- President: Parkash Singh Badal
- Founded: 1986
- Dissolved: 1995
- Split from: Shiromani Akali Dal
- Merged into: Shiromani Akali Dal
- Ideology: Sikhism
- Colours: Navy Blue

= Akali Dal – Parkash Singh Badal Group =

Akali Dal – Parkash Singh Badal Group was a Sikh-centric political faction that was created after a major split in the Shiromani Akali Dal.

==History==
The separate faction was established as a protest move against Chief Minister of Punjab Surjit Singh Barnala, who approved Operation Black Thunder in 1986, which removed Sikh militants from the Golden Temple. This operation was highly disproved of by the public, due to which 27 Shiromani Akali Dal MLAs led by Parkash Singh Badal and Captain Amarinder Singh split from the mainstream party and a separate group.
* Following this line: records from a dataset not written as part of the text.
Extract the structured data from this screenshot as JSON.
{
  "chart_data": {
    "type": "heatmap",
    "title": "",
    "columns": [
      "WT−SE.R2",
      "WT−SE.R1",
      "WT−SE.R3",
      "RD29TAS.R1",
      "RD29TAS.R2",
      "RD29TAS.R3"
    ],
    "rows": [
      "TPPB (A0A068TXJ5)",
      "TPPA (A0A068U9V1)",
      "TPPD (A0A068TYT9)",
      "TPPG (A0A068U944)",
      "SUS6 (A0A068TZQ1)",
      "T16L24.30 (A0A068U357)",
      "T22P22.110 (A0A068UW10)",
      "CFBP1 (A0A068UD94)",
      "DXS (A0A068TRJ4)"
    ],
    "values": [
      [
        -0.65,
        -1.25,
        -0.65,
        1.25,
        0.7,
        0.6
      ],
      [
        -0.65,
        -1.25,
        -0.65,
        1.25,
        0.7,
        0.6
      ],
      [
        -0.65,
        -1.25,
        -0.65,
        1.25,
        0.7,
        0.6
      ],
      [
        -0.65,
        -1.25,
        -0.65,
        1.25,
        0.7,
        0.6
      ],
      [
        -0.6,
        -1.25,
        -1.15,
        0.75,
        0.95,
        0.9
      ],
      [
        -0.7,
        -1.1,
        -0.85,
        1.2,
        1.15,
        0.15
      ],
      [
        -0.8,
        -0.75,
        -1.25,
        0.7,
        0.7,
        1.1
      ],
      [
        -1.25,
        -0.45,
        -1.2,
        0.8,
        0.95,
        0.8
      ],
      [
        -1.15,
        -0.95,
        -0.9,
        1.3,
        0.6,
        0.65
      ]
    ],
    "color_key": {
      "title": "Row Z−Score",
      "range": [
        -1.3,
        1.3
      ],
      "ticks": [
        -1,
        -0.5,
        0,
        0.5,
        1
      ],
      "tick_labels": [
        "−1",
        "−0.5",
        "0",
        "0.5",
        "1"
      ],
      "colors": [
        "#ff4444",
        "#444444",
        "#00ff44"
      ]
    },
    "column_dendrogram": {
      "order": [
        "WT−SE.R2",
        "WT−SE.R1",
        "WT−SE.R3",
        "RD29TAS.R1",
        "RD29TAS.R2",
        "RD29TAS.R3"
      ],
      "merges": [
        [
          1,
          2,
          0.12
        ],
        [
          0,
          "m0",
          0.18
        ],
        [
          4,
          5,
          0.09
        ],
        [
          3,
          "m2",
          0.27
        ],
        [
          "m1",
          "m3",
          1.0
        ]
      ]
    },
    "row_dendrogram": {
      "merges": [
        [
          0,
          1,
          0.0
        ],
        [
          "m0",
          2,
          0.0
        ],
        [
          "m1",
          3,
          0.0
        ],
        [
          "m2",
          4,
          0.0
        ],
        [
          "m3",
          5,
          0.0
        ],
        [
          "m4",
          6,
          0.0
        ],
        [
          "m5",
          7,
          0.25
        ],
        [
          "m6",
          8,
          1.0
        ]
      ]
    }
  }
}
It temporarily merged into the United Akali Dal faction in 1987 as per orders of the Akal Takht, but the attempts at broader Akali unification failed, resulting in the continuation of the Badal faction. Parkash Singh Badal’s faction was famously one of the only factions to not be a signatory of the 1994 Amritsar Declaration, which attempted to unite all Akali factions behind a common platform. The party merged into the mainstream Shiromani Akali Dal in 1995, after Parkash Singh Badal consolidated control over the party and became President, leading to the formation of a strong government in 1997.